El destino no es un águila, se arrastra como una rata.
Actores y trabajadores esclavos, y es el color de su cabello lo que puede determinar su destino al final.
Fate elige nuestros parientes, elegimos a nuestros amigos.
¿Pero los mortales, ciegos a primera vista como a la suerte futura, conocen su estado preexistente?
Tu destino es el destino común de todos, en cada vida debe caer un poco de lluvia.
El destino encontrará una manera.
Un Dios sin dominio, providencia y las causas finales, no es más que el destino y la naturaleza.
Cuando usted entra en un juicio, está poniendo su destino en manos de doce personas que no eran lo suficientemente inteligentes como para salir de un jurado.
Vivir la vida, destino de mañana, aunque seas sabio, no sabes ni conjeturas; pasa, por lo tanto, hoy no en vano, pues nunca volverá a venir.
El destino de nuestra época se caracteriza por la racionalización y la intelectualización y, sobre todo, por el desencantamiento del mundo.
Cuando la voluntad desafía el miedo, cuando el deber lanza el guante hasta el destino, cuando se desprecia el honor de poner en peligro la vida, eso es heroísmo.
Yo soy el amo de mi destino, soy el capitán de mi alma.

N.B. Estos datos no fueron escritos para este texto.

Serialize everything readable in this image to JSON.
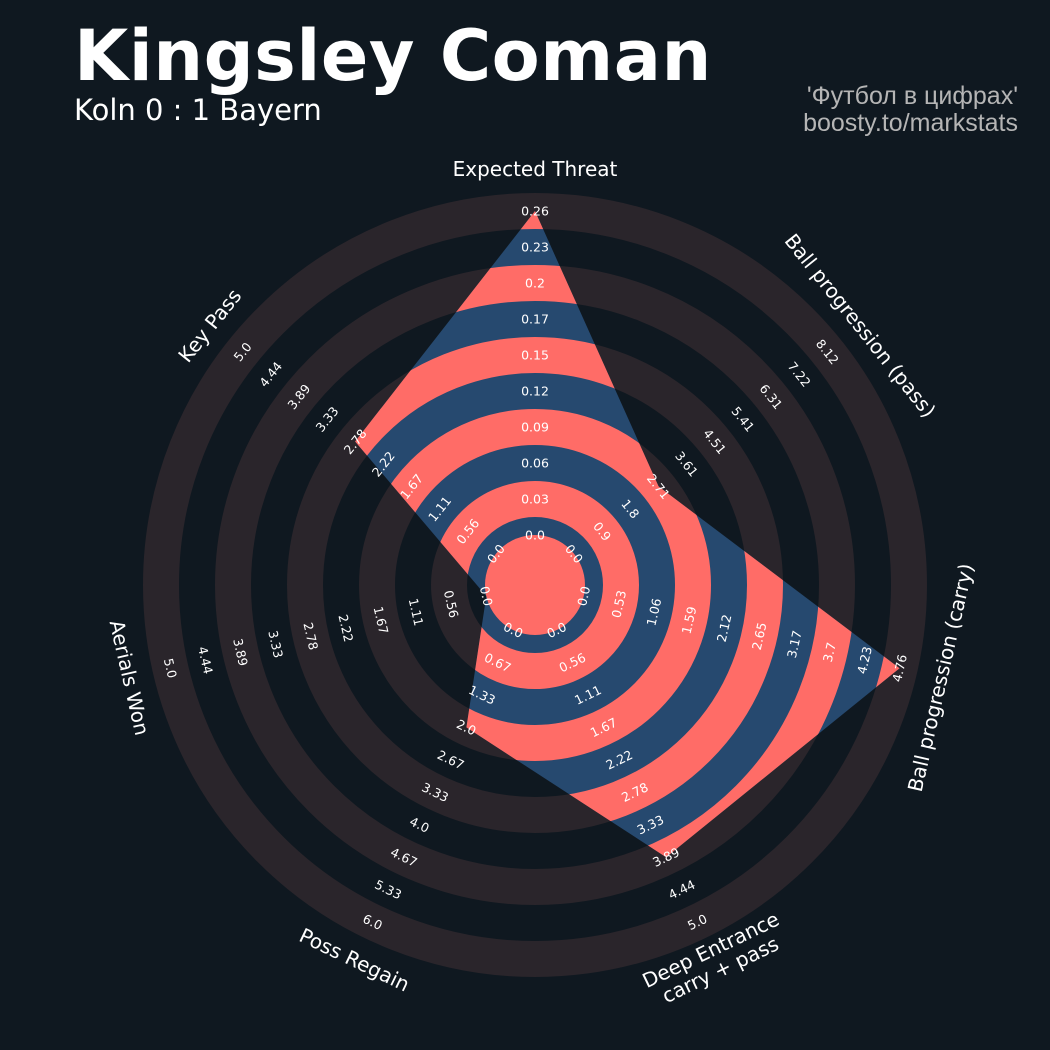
{
  "header": {
    "title": "Kingsley Coman",
    "subtitle": "Koln 0 : 1 Bayern",
    "credit_line1": "'Футбол в цифрах'",
    "credit_line2": "boosty.to/markstats"
  },
  "colors": {
    "background": "#0f1820",
    "ring_band": "#2a252b",
    "polygon_fill": "#26496f",
    "polygon_stripe": "#ff6c67",
    "text": "#ffffff",
    "credit": "#b5b5b5"
  },
  "chart_data": {
    "type": "radar",
    "title": "",
    "parameters": [
      "Expected Threat",
      "Ball progression (pass)",
      "Ball progression (carry)",
      "Deep Entrance\ncarry + pass",
      "Poss Regain",
      "Aerials Won",
      "Key Pass"
    ],
    "values": [
      0.26,
      2.71,
      4.76,
      3.89,
      2.0,
      0.0,
      2.78
    ],
    "ranges": [
      [
        0.0,
        0.26
      ],
      [
        0.0,
        8.12
      ],
      [
        0.0,
        4.76
      ],
      [
        0.0,
        5.0
      ],
      [
        0.0,
        6.0
      ],
      [
        0.0,
        5.0
      ],
      [
        0.0,
        5.0
      ]
    ],
    "tick_labels": [
      [
        "0.0",
        "0.03",
        "0.06",
        "0.09",
        "0.12",
        "0.15",
        "0.17",
        "0.2",
        "0.23",
        "0.26"
      ],
      [
        "0.0",
        "0.9",
        "1.8",
        "2.71",
        "3.61",
        "4.51",
        "5.41",
        "6.31",
        "7.22",
        "8.12"
      ],
      [
        "0.0",
        "0.53",
        "1.06",
        "1.59",
        "2.12",
        "2.65",
        "3.17",
        "3.7",
        "4.23",
        "4.76"
      ],
      [
        "0.0",
        "0.56",
        "1.11",
        "1.67",
        "2.22",
        "2.78",
        "3.33",
        "3.89",
        "4.44",
        "5.0"
      ],
      [
        "0.0",
        "0.67",
        "1.33",
        "2.0",
        "2.67",
        "3.33",
        "4.0",
        "4.67",
        "5.33",
        "6.0"
      ],
      [
        "0.0",
        "0.56",
        "1.11",
        "1.67",
        "2.22",
        "2.78",
        "3.33",
        "3.89",
        "4.44",
        "5.0"
      ],
      [
        "0.0",
        "0.56",
        "1.11",
        "1.67",
        "2.22",
        "2.78",
        "3.33",
        "3.89",
        "4.44",
        "5.0"
      ]
    ],
    "rings": 10
  }
}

Tras la formación de la gente de este país, el destino de este país depende.
Víctimas del cáncer que no aceptan su destino, que no aprenden a vivir con él, solo van a destruir el poco tiempo que les queda.
Yo era un agnóstico hasta que me di cuenta de que tenía que elegir entre Dios y el destino. La idea de que la humanidad y la naturaleza son el resultado de la suerte no era convincente en absoluto. Creo que la presencia de Dios está en todas partes.
Cómo una persona domina su destino es más importante que lo que su destino es.
El destino de Saddam debe estar en las manos de sus hombres de campo. Ellos fueron los principales víctimas de su brutal reinado y debe decidir su vida, la muerte o la cadena perpetua. Personalmente, me gustaría encerrarlo para siempre.
En sus primeros 100 días, Obama ha puesto el destino de su presidencia en manos de la presidenta de la Cámara Nancy Pelosi y el Líder de la Mayoría del Senado Harry Reid. Se puede llegar a lamentar esa decisión.
El obispo Berkeley destruyó este mundo en un octavo volumen, y no quedó nada, después de su tiempo, sino la mente, que experimentó un destino similar de la mano del señor Hume en 1737.
Siempre me ha gustado jugar. Nunca me acerqué a un caballo. El destino me golpeó duramente cuando me dio un buen caballo en la primera vez. Pensé que era muy fácil. Ahora me encanta estar cerca de ellos.
Si tomas riesgos y enfrentas tu destino con dignidad, no hay nada que te pueda hacer pequeño; si no tomas riesgos, no hay nada que te pueda hacer grande, nada.
La austeridad no tiene que ser el destino de Europa.
No es el destino, sino la irresponsabilidad lo que ha empujado a Sarah Palin a un segundo plano en la política nacional. La verdadera tragedia es que ella ha arrastrado a muchas otras mujeres republicanas serias con ella.
Lo que nos hace sentir pesimistas sobre el mundo, en última instancia, es la forma en que los medios de comunicación nos animan a creer que nuestro destino se cierne sobre cada movimiento de la promesa sin precedentes, decepcionantes terminal mentirosos teflón en Washington.
Ya sea el destino o la suerte o lo que sea, no creo que pudiera hacer un French Laundry en cualquier otro lugar.
En las camas, que la piedad de la opinión pública ha preparado en todas partes, los hombres afectados esperan el veredicto del destino.
Yo no creo que nadie esté capacitado para responder a las preguntas del destino eterno definitivamente, mucho menos identificar un día determinado.
¿Es Wall Street el verdadero maestro de nuestro destino económico? ¿O debemos buscar una forma más amplia de soberanía?
El destino de los animales es para mí más importante que el miedo a parecer ridículo, ya que está indisolublemente ligado a la suerte de los hombres.
La mayoría de los dioses lanzan los dados, pero el destino juega al ajedrez, y no se dan cuenta hasta que es demasiado tarde de que ha estado jugando con dos camas de matrimonio todo el tiempo.
El destino (también llamado fátum, hado o sino) es el poder sobrenatural inevitable e ineludible que, según se cree, guía la vida humana y la de cualquier ser a un fin no escogido de forma necesaria y fatal, en forma opuesta a la del libre albedrío o libertad.